丸の内iiyo!!から見えてきた“東京ハシゴタウン”構想:郷好文の“うふふ”マーケティング(3/3 ページ)
3月2日にオープンした商業ゾーン「丸の内iiyo!!」では、店同士がコラボして、お客さんが利用しやすいようにしている。この仕組みを応用すれば、東京全体の活性化につながるマーケティングもできるのではないかと筆者は提案する。
東京ハシゴタウンの提案
例えば、この巨大迷路地下街をご存じだろうか?
「八重洲→東京駅→二重橋→有楽町→日比谷公園」まで地下道一本で突っ切れる。老舗の明治屋でジャムを買い→八重洲地下街をぶらりと→東京駅地下で鱒寿司を買い→丸の内へ抜けてブティック見物→三菱一号館でアート鑑賞→皇居前のベンチで寿司ランチ→地下にもぐって有楽町で逢いましょう→締めは日比谷公園のオープンカフェ……とか。

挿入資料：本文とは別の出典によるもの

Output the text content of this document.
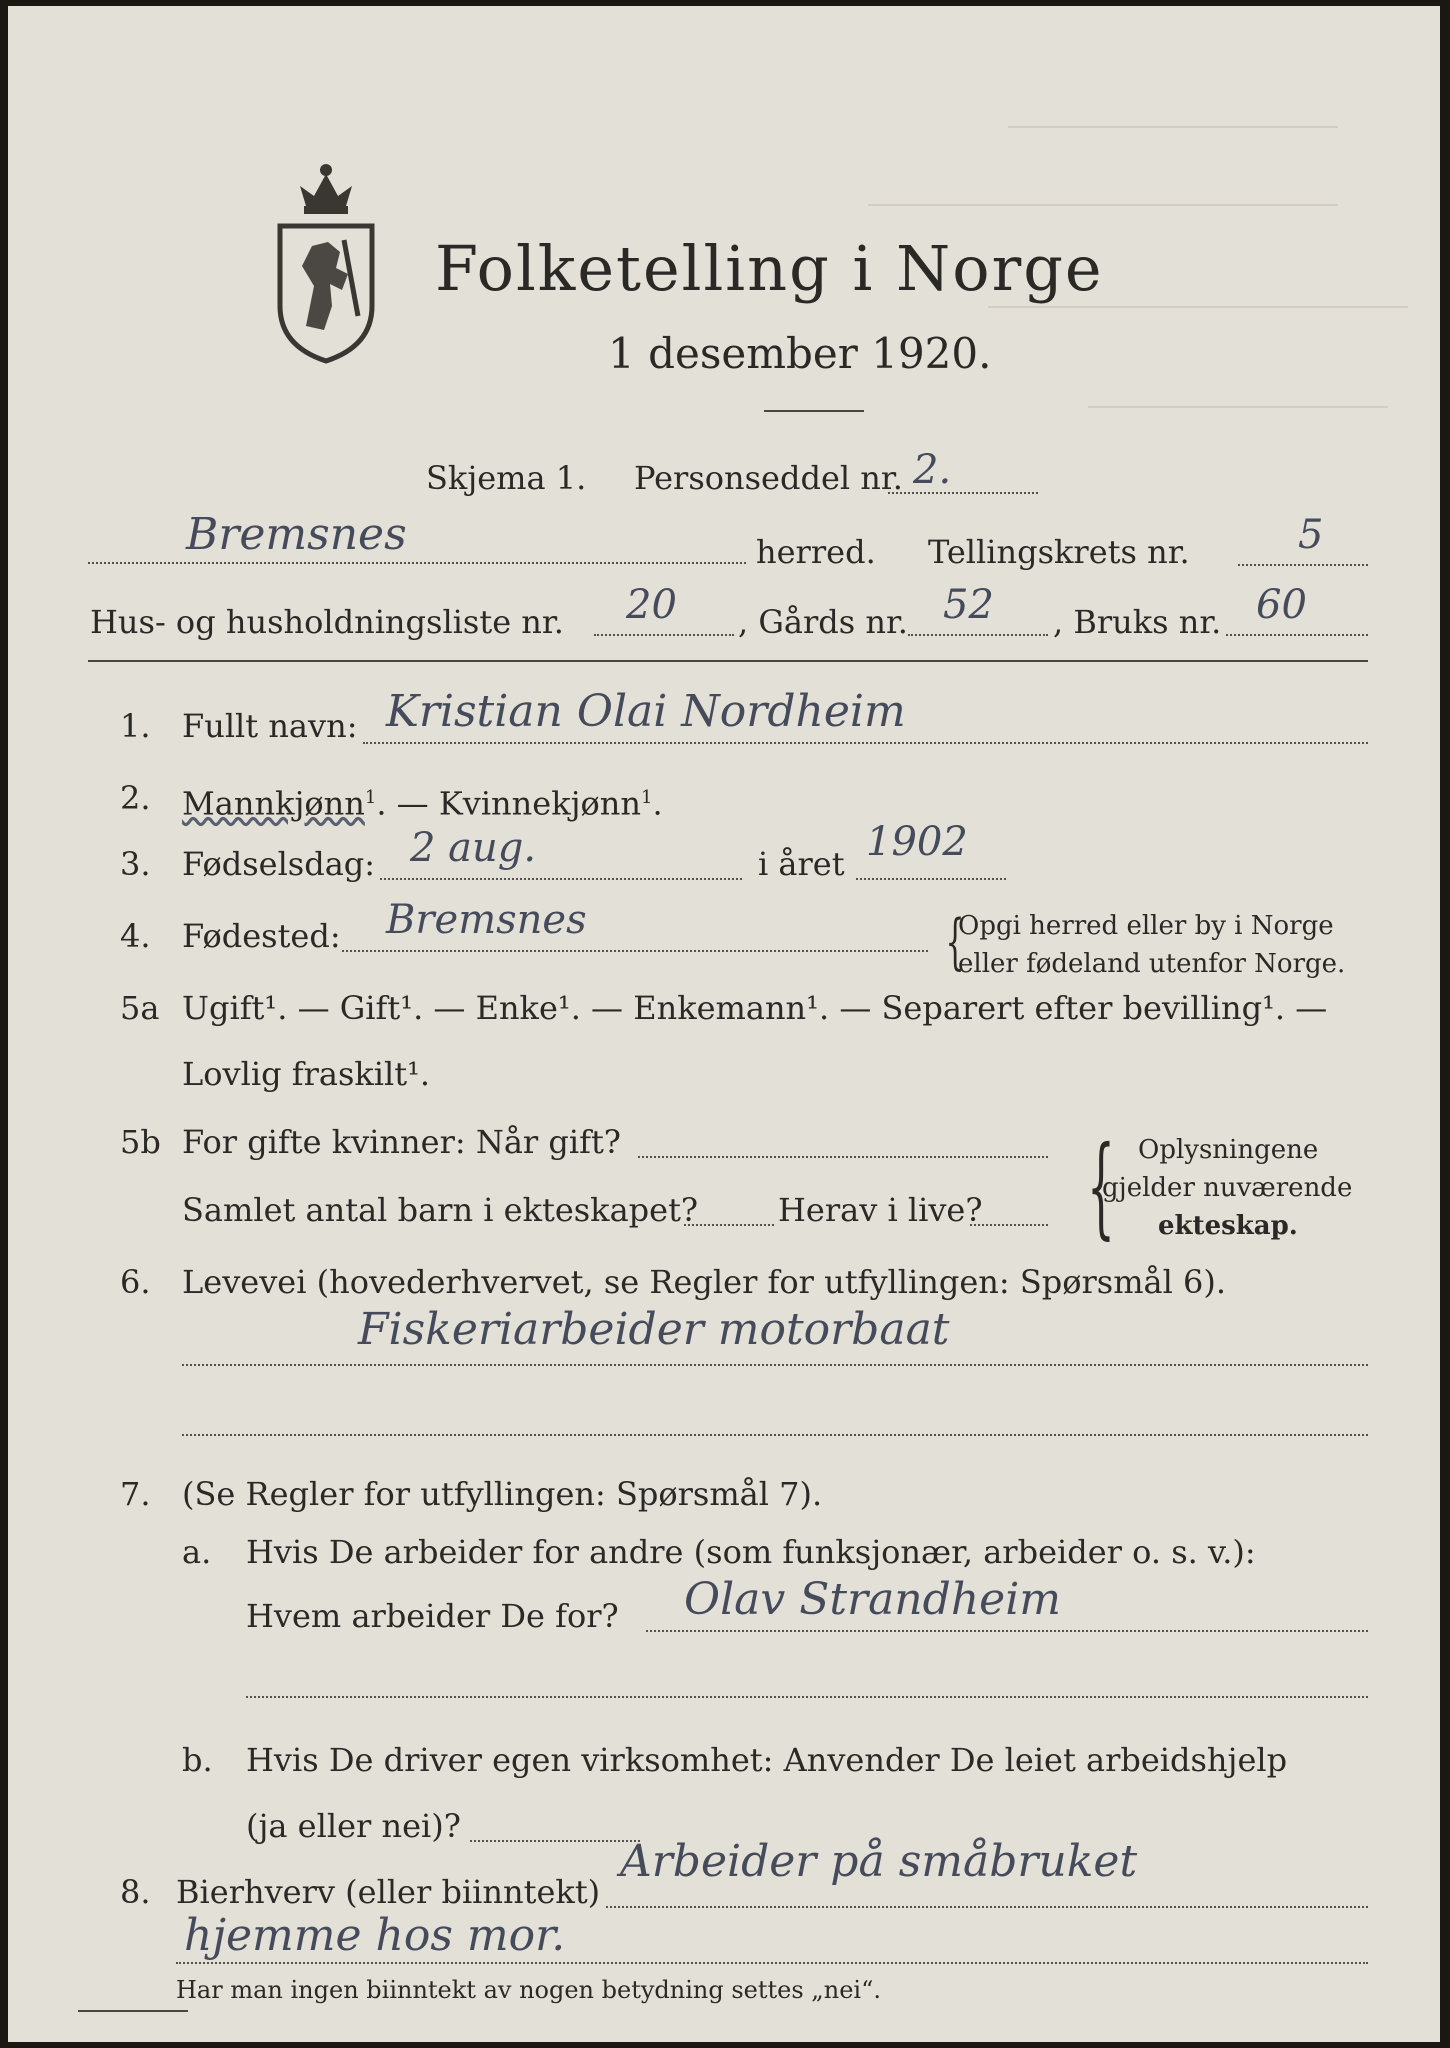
Folketelling i Norge
1 desember 1920.
Skjema 1. Personseddel nr. 2.
Bremsnes	herred. Tellingskrets nr.	5
Hus- og husholdningsliste nr. 20 , Gårds nr. 52 , Bruks nr. 60
1. Fullt navn: Kristian Olai Nordheim
2. Mannkjønn$^1$. — Kvinnekjønn$^1$.
3. Fødselsdag: 2 aug.	i året 1902
4. Fødested: Bremsnes	{
Opgi herred eller by i Norge
eller fødeland utenfor Norge.
5a Ugift¹. — Gift¹. — Enke¹. — Enkemann¹. — Separert efter bevilling¹. —
Lovlig fraskilt¹.
5b For gifte kvinner: Når gift?
Samlet antal barn i ekteskapet? Herav i live? { Oplysningene
gjelder nuværende
ekteskap.
6. Levevei (hovederhvervet, se Regler for utfyllingen: Spørsmål 6).
Fiskeriarbeider motorbaat
7. (Se Regler for utfyllingen: Spørsmål 7).
a. Hvis De arbeider for andre (som funksjonær, arbeider o. s. v.):
Hvem arbeider De for? Olav Strandheim
b. Hvis De driver egen virksomhet: Anvender De leiet arbeidshjelp
(ja eller nei)?
8. Bierhverv (eller biinntekt)
Arbeider på småbruket
hjemme hos mor.
Har man ingen biinntekt av nogen betydning settes „nei“.
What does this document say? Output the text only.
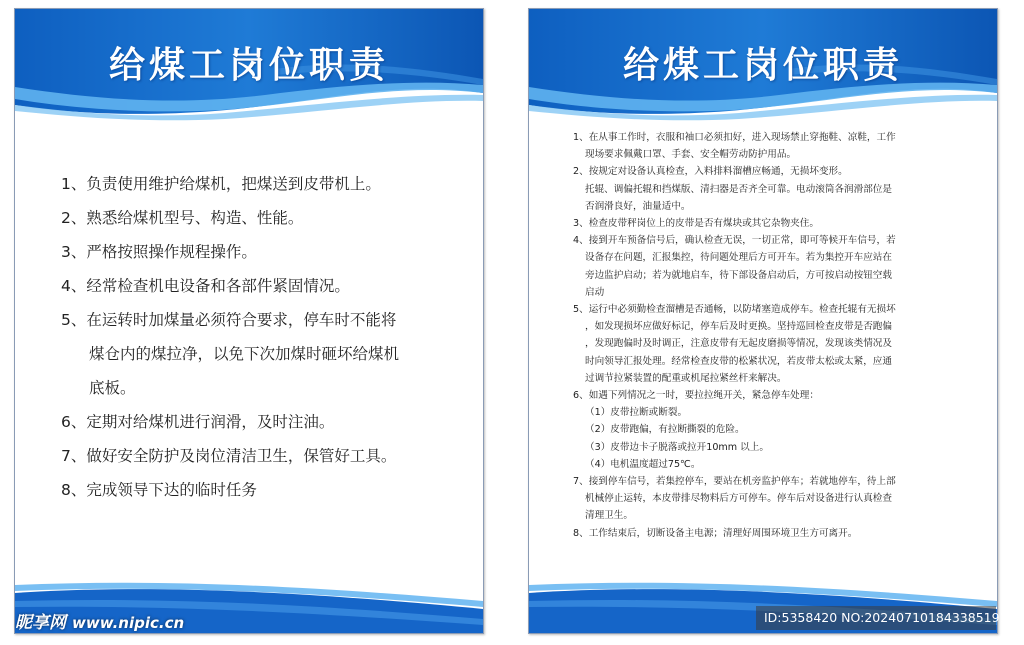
给煤工岗位职责
1、负责使用维护给煤机，把煤送到皮带机上。
2、熟悉给煤机型号、构造、性能。
3、严格按照操作规程操作。
4、经常检查机电设备和各部件紧固情况。
5、在运转时加煤量必须符合要求，停车时不能将
煤仓内的煤拉净，以免下次加煤时砸坏给煤机
底板。
6、定期对给煤机进行润滑，及时注油。
7、做好安全防护及岗位清洁卫生，保管好工具。
8、完成领导下达的临时任务
给煤工岗位职责
1、在从事工作时，衣服和袖口必须扣好，进入现场禁止穿拖鞋、凉鞋，工作
现场要求佩戴口罩、手套、安全帽劳动防护用品。
2、按规定对设备认真检查，入料排料溜槽应畅通，无损坏变形。
托辊、调偏托辊和挡煤版、清扫器是否齐全可靠。电动滚筒各润滑部位是
否润滑良好，油量适中。
3、检查皮带秤岗位上的皮带是否有煤块或其它杂物夹住。
4、接到开车预备信号后，确认检查无误，一切正常，即可等候开车信号，若
设备存在问题，汇报集控，待问题处理后方可开车。若为集控开车应站在
旁边监护启动；若为就地启车，待下部设备启动后，方可按启动按钮空载
启动
5、运行中必须勤检查溜槽是否通畅，以防堵塞造成停车。检查托辊有无损坏
，如发现损坏应做好标记，停车后及时更换。坚持巡回检查皮带是否跑偏
，发现跑偏时及时调正，注意皮带有无起皮磨损等情况，发现该类情况及
时向领导汇报处理。经常检查皮带的松紧状况，若皮带太松或太紧，应通
过调节拉紧装置的配重或机尾拉紧丝杆来解决。
6、如遇下列情况之一时，要拉拉绳开关，紧急停车处理：
（1）皮带拉断或断裂。
（2）皮带跑偏，有拉断撕裂的危险。
（3）皮带边卡子脱落或拉开10mm 以上。
（4）电机温度超过75℃。
7、接到停车信号，若集控停车，要站在机旁监护停车；若就地停车，待上部
机械停止运转，本皮带排尽物料后方可停车。停车后对设备进行认真检查
清理卫生。
8、工作结束后，切断设备主电源；清理好周围环境卫生方可离开。
昵享网 www.nipic.cn	ID:5358420 NO:20240710184338519102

神保町の古書店巡りから、都営地下鉄で馬喰町へ「東京文化ハシゴ」。今、旬のアートの集積地は日本橋にある。手作り好きなら浅草橋のシモジマ巡りからJRに乗って、西日暮里の繊維街巡りへ「東京手作りハシゴ」。新大久保で韓国料理を食べて三鷹の森ジブリ美術館へ行くのは、アジアから空想タウンへの「東京異国ハシゴ」である。原宿→銀座→秋葉原のルートは「東京ガイジンハシゴ」。1日で世界10数カ国以上のガイジンと会えるはずだ。アキバメイドや原宿ストリートギャルもある意味異国人だし。
東京スカイツリーという単独で集客ができる施設でも、墨田区は江東区と共同で東京ゲートブリッジとスカイツリーを水上バスでつなぐコースを設定する。水辺で施設をつなぐとさらに面白いだろう。開発主体・組織の壁を越えて、街と街をハシゴさせるマーケティングを実施しよう。
- 街をハシゴするための共同Webサイトやリーフレット
- 離れた街の店をまたぐスタンプやポイントカード
- 離れた店と店の品物を組み合わせる買い物の提案
- JRや東京メトロの車内広告で街を行き来させる遊びの提案
- 町と町をつなぐラッピングバスでハシゴ客を乗降させる
- 街と街をつなぐ限定商品の開発
地下鉄路線やストリートを「顧客動線」と見立てる。「買い回り」ではなく「買い合わせ」のヤドカリ消費を考える。東京ハシゴタウンはイマジネーション次第で楽しくなる。